Les souffrances du jeune Werther, roman (épistolaire), J.W von Goethe, 1774, 173 pages.
Ce blog étant mon espace de liberté et désirant m'y exprimer comme je le souhaite, je ne vais pas aujourd'hui vous rédiger un avis comme je le fais habituellement. Je vais vous laisser lire quelques extraits qui parleront d'eux-mêmes aux vrais férus de littérature, aux fins lettrés.
D'ailleurs je rédigerai prochainement une chronique sur ma conception de l'art de lire. En effet, il y a la littérature exigeante, "haut de gamme" si je puis dire et il y a la littérature de "gare" ou de "plage", dit ainsi cela peut paraître péjoratif, il n'en reste pas moins que toutes les littératures ne se valent pas!! Je souhaite me libérer des contraintes du lecteur moderne 2.0 même si d'une certaine façon j'y prends part avec ma présence sur ce blog, j'y reviendrai en développant mon point de vue ultrérieurement.
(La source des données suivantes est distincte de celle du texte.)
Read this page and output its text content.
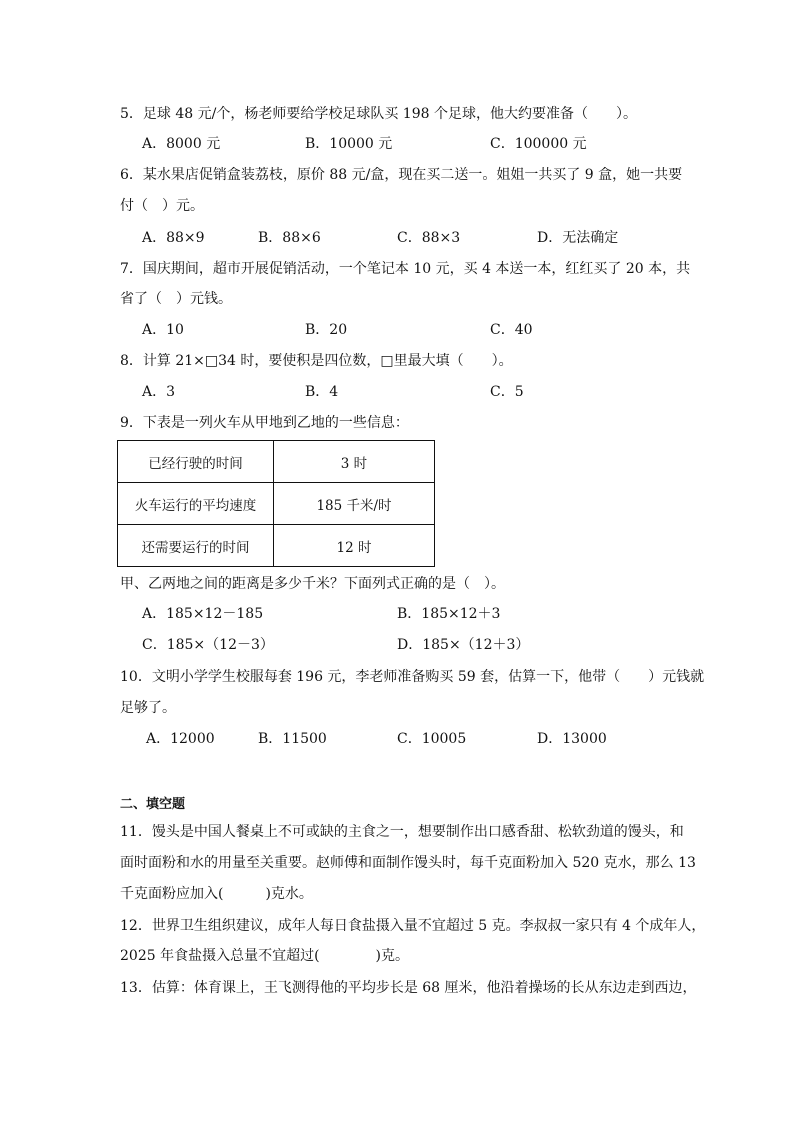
5．足球 48 元/个，杨老师要给学校足球队买 198 个足球，他大约要准备（　　）。
A．8000 元	B．10000 元	C．100000 元
6．某水果店促销盒装荔枝，原价 88 元/盒，现在买二送一。姐姐一共买了 9 盒，她一共要
付（　）元。
A．88×9	B．88×6	C．88×3	D．无法确定
7．国庆期间，超市开展促销活动，一个笔记本 10 元，买 4 本送一本，红红买了 20 本，共
省了（　）元钱。
A．10	B．20	C．40
8．计算 21×□34 时，要使积是四位数，□里最大填（　　）。
A．3	B．4	C．5
9．下表是一列火车从甲地到乙地的一些信息：
已经行驶的时间	3 时
火车运行的平均速度	185 千米/时
还需要运行的时间	12 时
甲、乙两地之间的距离是多少千米？下面列式正确的是（　）。
A．185×12－185	B．185×12＋3
C．185×（12－3）	D．185×（12＋3）
10．文明小学学生校服每套 196 元，李老师准备购买 59 套，估算一下，他带（　　）元钱就
足够了。
A．12000	B．11500	C．10005	D．13000
二、填空题
11．馒头是中国人餐桌上不可或缺的主食之一，想要制作出口感香甜、松软劲道的馒头，和
面时面粉和水的用量至关重要。赵师傅和面制作馒头时，每千克面粉加入 520 克水，那么 13
千克面粉应加入(　　　)克水。
12．世界卫生组织建议，成年人每日食盐摄入量不宜超过 5 克。李叔叔一家只有 4 个成年人，
2025 年食盐摄入总量不宜超过(　　　　)克。
13．估算：体育课上，王飞测得他的平均步长是 68 厘米，他沿着操场的长从东边走到西边，
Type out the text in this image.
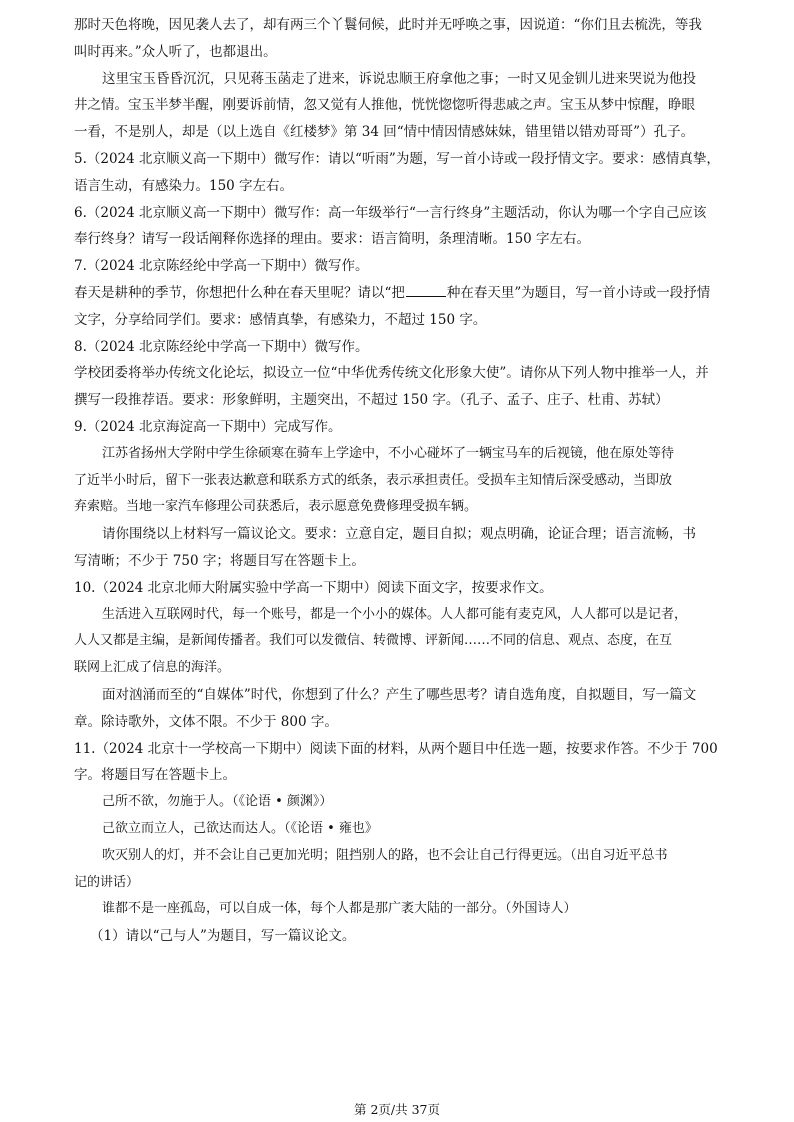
那时天色将晚，因见袭人去了，却有两三个丫鬟伺候，此时并无呼唤之事，因说道：“你们且去梳洗，等我
叫时再来。”众人听了，也都退出。
这里宝玉昏昏沉沉，只见蒋玉菡走了进来，诉说忠顺王府拿他之事；一时又见金钏儿进来哭说为他投
井之情。宝玉半梦半醒，刚要诉前情，忽又觉有人推他，恍恍惚惚听得悲戚之声。宝玉从梦中惊醒，睁眼
一看，不是别人，却是（以上选自《红楼梦》第 34 回“情中情因情感妹妹，错里错以错劝哥哥”）孔子。
5.（2024 北京顺义高一下期中）微写作：请以“听雨”为题，写一首小诗或一段抒情文字。要求：感情真挚，
语言生动，有感染力。150 字左右。
6.（2024 北京顺义高一下期中）微写作：高一年级举行“一言行终身”主题活动，你认为哪一个字自己应该
奉行终身？请写一段话阐释你选择的理由。要求：语言简明，条理清晰。150 字左右。
7.（2024 北京陈经纶中学高一下期中）微写作。
春天是耕种的季节，你想把什么种在春天里呢？请以“把	种在春天里”为题目，写一首小诗或一段抒情
文字，分享给同学们。要求：感情真挚，有感染力，不超过 150 字。
8.（2024 北京陈经纶中学高一下期中）微写作。
学校团委将举办传统文化论坛，拟设立一位“中华优秀传统文化形象大使”。请你从下列人物中推举一人，并
撰写一段推荐语。要求：形象鲜明，主题突出，不超过 150 字。（孔子、孟子、庄子、杜甫、苏轼）
9.（2024 北京海淀高一下期中）完成写作。
江苏省扬州大学附中学生徐硕寒在骑车上学途中，不小心碰坏了一辆宝马车的后视镜，他在原处等待
了近半小时后，留下一张表达歉意和联系方式的纸条，表示承担责任。受损车主知情后深受感动，当即放
弃索赔。当地一家汽车修理公司获悉后，表示愿意免费修理受损车辆。
请你围绕以上材料写一篇议论文。要求：立意自定，题目自拟；观点明确，论证合理；语言流畅，书
写清晰；不少于 750 字；将题目写在答题卡上。
10.（2024 北京北师大附属实验中学高一下期中）阅读下面文字，按要求作文。
生活进入互联网时代，每一个账号，都是一个小小的媒体。人人都可能有麦克风，人人都可以是记者，
人人又都是主编，是新闻传播者。我们可以发微信、转微博、评新闻……不同的信息、观点、态度，在互
联网上汇成了信息的海洋。
面对汹涌而至的“自媒体”时代，你想到了什么？产生了哪些思考？请自选角度，自拟题目，写一篇文
章。除诗歌外，文体不限。不少于 800 字。
11.（2024 北京十一学校高一下期中）阅读下面的材料，从两个题目中任选一题，按要求作答。不少于 700
字。将题目写在答题卡上。
己所不欲，勿施于人。（《论语 • 颜渊》）
己欲立而立人，己欲达而达人。（《论语 • 雍也》
吹灭别人的灯，并不会让自己更加光明；阻挡别人的路，也不会让自己行得更远。（出自习近平总书
记的讲话）
谁都不是一座孤岛，可以自成一体，每个人都是那广袤大陆的一部分。（外国诗人）
（1）请以“己与人”为题目，写一篇议论文。
第 2页/共 37页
En attendant ma diatribe contre une société qui fait du livre un banal bien de consommation, allons retrouver notre mélancolique Werther, affligé d'une sensibilité exacerbée, précurseur des héros romantiques; traversons les tumultes de son coeur et prenons part à sa souffrance d'amoureux éconduit :
J'ai rassemblé avec soin tout ce que j'ai pu recueillir de l'histoire du malheureux Werther, et je vous l'offre ici. Je sais que vous m'en remercierez. Vous ne pouvez refuser votre admiration à son esprit, votre amour à son caractère, ni vos larmes à son sort. Et toi bonne âme qui souffre du même mal que lui, puise de la consolation dans ses douleurs, et permets que ce petit livre devienne pour toi un ami, si le destin ou ta propre faute ne t'en ont pas laissé un qui soit plus près de ton coeur.
[...]je ne veux plus, comme je l'ai toujours fait, savourer jusqu'à la moindre goutte d'amertume que nous envoie le sort.
Je me trouve très bien ici. La solitude de ces célestes campagnes est un baume pour mon coeur, dont les frissons s'apaisent à la douce chaleur de cette saison où tout renaît. Chaque arbre, chaque haie est un bouquet de fleurs...la ville elle-même est désagréable, mais les environs sont d'une beauté ravissante.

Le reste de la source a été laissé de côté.